Thereupon he turned to the Lapps and went on talking to them. He did not wish to give Osa an opportunity to question him further about Jon Esserson.

THE NEXT MORNING

Ola Serka himself, who was the most distinguished man among the Lapps, had said that he would find Osa's father, but he appeared to be in no haste and sat huddled outside the tent, thinking of Jon Esserson and wondering how best to tell him of his daughter's arrival. It would require diplomacy in order that Jon Esserson might not become alarmed and flee. He was an odd sort of man who was afraid of children. He used to say that the sight of them made him so melancholy that he could not endure it.

While Ola Serka deliberated, Osa, the goose girl, and Aslak, the young Lapp boy who had stared so hard at her the night before, sat on the ground in front of the tent and chatted.

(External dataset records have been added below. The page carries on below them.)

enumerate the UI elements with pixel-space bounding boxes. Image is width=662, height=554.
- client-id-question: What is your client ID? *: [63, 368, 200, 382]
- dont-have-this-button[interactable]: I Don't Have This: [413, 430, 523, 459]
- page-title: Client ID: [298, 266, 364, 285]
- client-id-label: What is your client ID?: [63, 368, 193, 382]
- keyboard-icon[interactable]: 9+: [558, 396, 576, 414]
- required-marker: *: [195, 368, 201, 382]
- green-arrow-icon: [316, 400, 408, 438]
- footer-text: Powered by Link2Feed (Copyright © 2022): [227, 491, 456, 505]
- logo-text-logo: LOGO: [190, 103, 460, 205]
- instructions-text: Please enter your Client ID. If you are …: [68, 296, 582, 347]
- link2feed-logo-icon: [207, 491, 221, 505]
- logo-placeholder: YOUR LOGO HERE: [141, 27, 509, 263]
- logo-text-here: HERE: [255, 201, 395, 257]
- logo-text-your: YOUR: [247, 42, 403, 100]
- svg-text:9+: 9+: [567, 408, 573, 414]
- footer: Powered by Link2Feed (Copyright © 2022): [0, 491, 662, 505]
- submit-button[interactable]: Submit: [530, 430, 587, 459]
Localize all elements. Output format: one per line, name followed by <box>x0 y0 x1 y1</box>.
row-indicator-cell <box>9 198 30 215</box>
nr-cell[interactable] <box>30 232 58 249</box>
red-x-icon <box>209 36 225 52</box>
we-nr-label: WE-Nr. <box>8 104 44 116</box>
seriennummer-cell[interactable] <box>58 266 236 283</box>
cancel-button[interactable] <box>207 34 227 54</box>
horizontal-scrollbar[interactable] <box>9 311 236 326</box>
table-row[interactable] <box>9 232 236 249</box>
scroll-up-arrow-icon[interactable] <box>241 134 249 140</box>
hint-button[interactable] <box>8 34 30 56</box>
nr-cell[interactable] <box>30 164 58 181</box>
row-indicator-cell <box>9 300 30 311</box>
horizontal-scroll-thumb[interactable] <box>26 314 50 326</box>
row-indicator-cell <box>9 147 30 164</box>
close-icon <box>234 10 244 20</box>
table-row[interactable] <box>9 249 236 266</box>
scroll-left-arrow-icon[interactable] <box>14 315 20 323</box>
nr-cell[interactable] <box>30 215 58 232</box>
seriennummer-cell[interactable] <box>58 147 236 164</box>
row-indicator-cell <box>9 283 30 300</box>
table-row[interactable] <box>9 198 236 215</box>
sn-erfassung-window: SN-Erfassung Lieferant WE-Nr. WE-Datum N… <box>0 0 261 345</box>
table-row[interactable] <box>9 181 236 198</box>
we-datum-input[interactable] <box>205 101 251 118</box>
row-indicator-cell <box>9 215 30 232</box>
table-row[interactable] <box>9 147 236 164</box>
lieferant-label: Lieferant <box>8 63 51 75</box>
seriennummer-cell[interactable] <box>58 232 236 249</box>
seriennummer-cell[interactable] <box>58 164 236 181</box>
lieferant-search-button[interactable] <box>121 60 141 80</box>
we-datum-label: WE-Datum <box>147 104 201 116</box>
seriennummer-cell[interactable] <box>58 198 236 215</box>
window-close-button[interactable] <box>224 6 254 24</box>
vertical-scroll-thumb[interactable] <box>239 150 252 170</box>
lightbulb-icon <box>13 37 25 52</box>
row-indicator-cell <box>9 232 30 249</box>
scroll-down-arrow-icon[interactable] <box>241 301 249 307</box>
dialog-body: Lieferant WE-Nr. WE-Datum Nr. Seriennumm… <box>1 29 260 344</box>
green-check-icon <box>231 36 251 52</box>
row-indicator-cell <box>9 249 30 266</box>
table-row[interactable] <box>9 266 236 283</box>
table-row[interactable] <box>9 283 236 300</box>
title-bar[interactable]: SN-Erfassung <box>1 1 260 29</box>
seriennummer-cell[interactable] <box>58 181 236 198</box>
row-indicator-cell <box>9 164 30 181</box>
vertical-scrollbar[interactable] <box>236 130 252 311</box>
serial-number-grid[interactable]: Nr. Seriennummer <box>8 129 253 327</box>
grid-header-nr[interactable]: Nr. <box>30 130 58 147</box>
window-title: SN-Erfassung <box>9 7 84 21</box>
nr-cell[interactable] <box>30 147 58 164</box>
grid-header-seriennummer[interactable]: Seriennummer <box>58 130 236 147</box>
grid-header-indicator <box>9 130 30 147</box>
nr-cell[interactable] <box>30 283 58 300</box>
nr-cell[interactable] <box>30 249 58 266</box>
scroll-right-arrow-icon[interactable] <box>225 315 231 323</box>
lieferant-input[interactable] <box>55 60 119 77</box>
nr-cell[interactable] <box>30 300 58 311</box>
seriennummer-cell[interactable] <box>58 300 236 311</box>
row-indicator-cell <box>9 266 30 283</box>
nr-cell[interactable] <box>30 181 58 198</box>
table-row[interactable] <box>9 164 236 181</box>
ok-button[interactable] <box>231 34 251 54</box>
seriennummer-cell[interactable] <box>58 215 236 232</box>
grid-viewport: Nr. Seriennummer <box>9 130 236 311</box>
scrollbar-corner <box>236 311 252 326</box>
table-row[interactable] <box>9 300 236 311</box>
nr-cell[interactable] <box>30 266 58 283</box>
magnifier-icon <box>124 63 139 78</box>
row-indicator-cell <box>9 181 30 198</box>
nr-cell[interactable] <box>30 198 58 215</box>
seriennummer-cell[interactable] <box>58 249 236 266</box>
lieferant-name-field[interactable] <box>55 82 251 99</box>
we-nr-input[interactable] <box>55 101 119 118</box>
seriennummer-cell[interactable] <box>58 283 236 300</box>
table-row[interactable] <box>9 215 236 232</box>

Aslak had been to school and could speak Swedish. He was telling Osa about the life of the "Saméfolk," assuring her that they fared better than other people.

Osa thought that they lived wretchedly, and told him so.

"You don't know what you are talking about!" said Aslak curtly. "Only stop with us a week and you shall see that we are the happiest people on earth."

"If I were to stop here a whole week, I should be choked by all the smoke in the tent," Osa retorted.

"Don't say that!" protested the boy. "You know nothing of us. Let me tell you something which will make you understand that the longer you stay with us the more contented you will become."

Thereupon Aslak began to tell Osa how a sickness called "The Black Plague" once raged throughout the land. He was not certain as to whether it had swept through the real "Saméland," where they now were, but in Jämtland it had raged so brutally that among the Saméfolk, who lived in the forests and mountains there, all had died except a boy of fifteen. Among the Swedes, who lived in the valleys, none was left but a girl, who was also fifteen years old.